10:29Saudade e saudosismo

por Tostão

Nesta semana, me disseram que existe na internet algo parecido com “você pergunta, Tostão responde”. Quem me conhece tem certeza de que não sou eu. Espero que as respostas sejam mais interessantes que as que eu daria.

Escrevo apenas para jornais impressos. Não tenho blog, Twitter, Facebook, Instagram, Whatsapp. Nem sequer tenho smartphone.

Uso celular apenas para fazer e receber ligações. Ainda uso caneta, agenda de papel, leio livros com prazer, falo ao telefone ao invés de enviar mensagens escritas, vou à banca para comprar jornais, converso pessoalmente ou por telefone com a gerente para resolver minhas necessidades bancárias e muitas outras coisas que, progressivamente, se tornam obsoletas. Estou perdido no tempo.
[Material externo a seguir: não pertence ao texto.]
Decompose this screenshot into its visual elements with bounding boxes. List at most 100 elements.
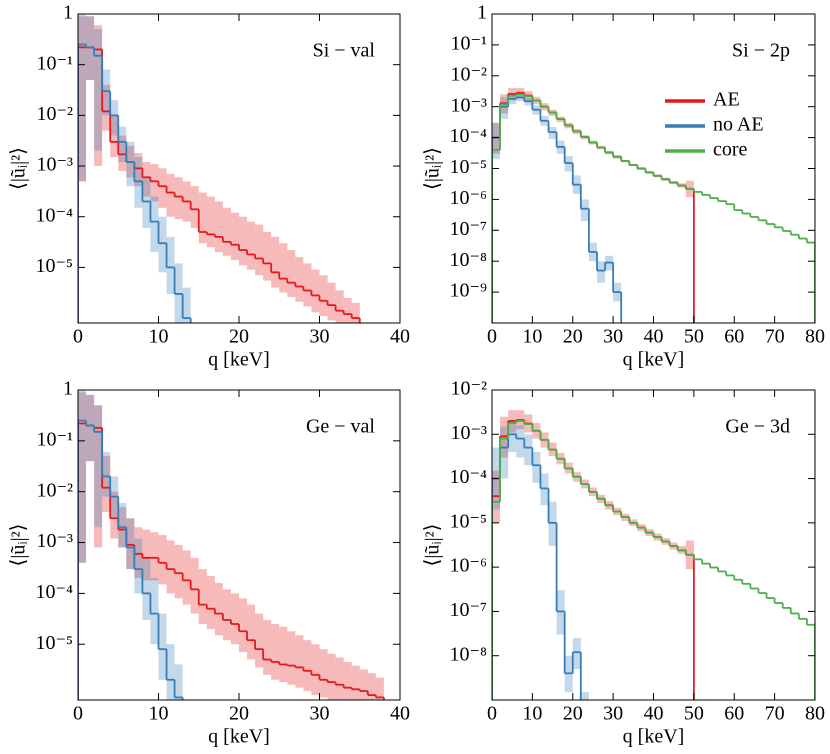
error-band [78,392,87,563]
error-band [335,290,344,323]
error-band [343,661,352,700]
error-band [126,518,135,570]
y-axis-label: ⟨|ũᵢ|²⟩ [8,524,30,567]
error-band [335,657,344,700]
x-tick-label: 0 [73,703,83,725]
x-tick-label: 10 [522,703,542,725]
y-tick-label: 10⁻² [450,378,487,400]
x-tick-label: 70 [765,326,785,348]
y-tick-label: 10⁻⁵ [449,510,487,532]
panel: 1 10⁻¹ 10⁻² 10⁻³ 10⁻⁴ 10⁻⁵ 10⁻⁶ 10⁻⁷ 10⁻⁸ 10⁻⁹ 0 10… [422,2,825,371]
error-band [158,613,167,680]
error-band [102,84,111,131]
error-band [86,394,95,462]
error-band [311,269,320,313]
plot-area [78,14,361,323]
y-tick-label: 10⁻⁷ [449,599,487,621]
error-band [102,69,111,116]
panel: 10⁻² 10⁻³ 10⁻⁴ 10⁻⁵ 10⁻⁶ 10⁻⁷ 10⁻⁸ 0 10 20 30 40 50 6… [422,378,825,748]
x-tick-label: 50 [684,703,704,725]
y-tick-label: 10⁻¹ [36,428,73,450]
error-band [214,201,223,253]
error-band [327,282,336,321]
error-band [359,669,368,700]
error-band [548,501,557,547]
error-band [351,665,360,700]
error-band [198,192,207,244]
error-band [263,231,272,281]
y-tick-label: 1 [63,378,73,400]
x-tick-label: 40 [644,703,664,725]
error-band [222,589,231,641]
error-band [311,644,320,696]
error-band [580,199,589,221]
plot-area [492,410,815,700]
error-band [508,420,517,452]
error-band [190,557,199,614]
error-band [142,162,151,197]
y-tick-label: 10⁻² [450,63,487,85]
x-tick-label: 30 [310,703,330,725]
y-tick-label: 10⁻¹ [450,32,487,54]
error-band [239,598,248,653]
x-tick-label: 60 [724,703,744,725]
error-band [110,491,119,539]
error-band [271,236,280,288]
error-band [295,257,304,302]
x-tick-label: 80 [805,326,825,348]
error-band [263,619,272,675]
error-band [214,583,223,636]
error-band [134,153,143,187]
error-band [532,451,541,483]
y-tick-label: 10⁻⁸ [449,249,487,271]
legend-label: AE [713,89,740,111]
y-tick-label: 10⁻⁷ [449,218,487,240]
legend-label: core [713,139,748,161]
error-band [556,590,565,635]
y-axis-label: ⟨|ũᵢ|²⟩ [422,147,444,190]
error-band [206,196,215,248]
error-band [327,653,336,700]
y-tick-label: 10⁻⁸ [449,643,487,665]
x-tick-label: 70 [765,703,785,725]
error-band [118,502,127,548]
x-axis-label: q [keV] [208,726,270,748]
error-band [343,297,352,323]
error-band [150,532,159,581]
error-band [174,544,183,599]
error-band [182,550,191,605]
error-band [492,122,501,160]
error-band [516,425,525,458]
panel-annotation: Si − val [313,40,376,62]
error-band [102,452,111,497]
error-band [206,575,215,629]
x-tick-label: 0 [73,326,83,348]
x-axis-label: q [keV] [623,349,685,371]
y-axis-label: ⟨|ũᵢ|²⟩ [8,147,30,190]
y-tick-label: 10⁻³ [36,154,73,176]
error-band [126,141,135,187]
error-band [166,236,175,294]
error-band [255,224,264,276]
error-band [110,100,119,136]
error-band [150,578,159,645]
error-band [500,426,509,479]
x-tick-label: 60 [724,326,744,348]
error-band [118,126,127,163]
plot-area [492,88,815,323]
y-tick-label: 10⁻⁴ [449,125,487,147]
y-tick-label: 10⁻⁵ [449,156,487,178]
error-band [287,250,296,298]
y-tick-label: 10⁻³ [450,422,487,444]
error-band [222,207,231,256]
x-tick-label: 20 [563,326,583,348]
x-tick-label: 10 [149,326,169,348]
error-band [158,216,167,273]
error-band [118,135,127,171]
error-band [500,97,509,119]
error-band [279,626,288,683]
y-tick-label: 10⁻⁴ [35,581,73,603]
error-band [78,390,87,563]
error-band [102,456,111,512]
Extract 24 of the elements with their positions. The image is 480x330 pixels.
Não pense que acho charmoso e que tenho orgulho disso. Com frequência, recebo mensagens para trocar meu celular. Qualquer dia, vão dizer para jogá-lo no lixo e que, se eu não jogar, serei expulso do mundo. A pressão é cada dia maior.

Não associe essa minha resistência ao saudosismo. Sou fascinado pela ciência e pelo conhecimento. Mantenho uma distância, mas admiro esse novo mundo. A internet é um dos fatos mais marcantes e revolucionários da história da civilização humana.

Atualizo-me sobre tudo o que acontece, no futebol, no país e no mundo, pelos noticiários da TV, que filtram todas as informações úteis e inúteis que surgem na internet. Além disso, vejo, diariamente, partidas de futebol, na íntegra, do Brasil e de todo o mundo. Tiro minhas conclusões. Conhecimento não é apenas informação. É também observação.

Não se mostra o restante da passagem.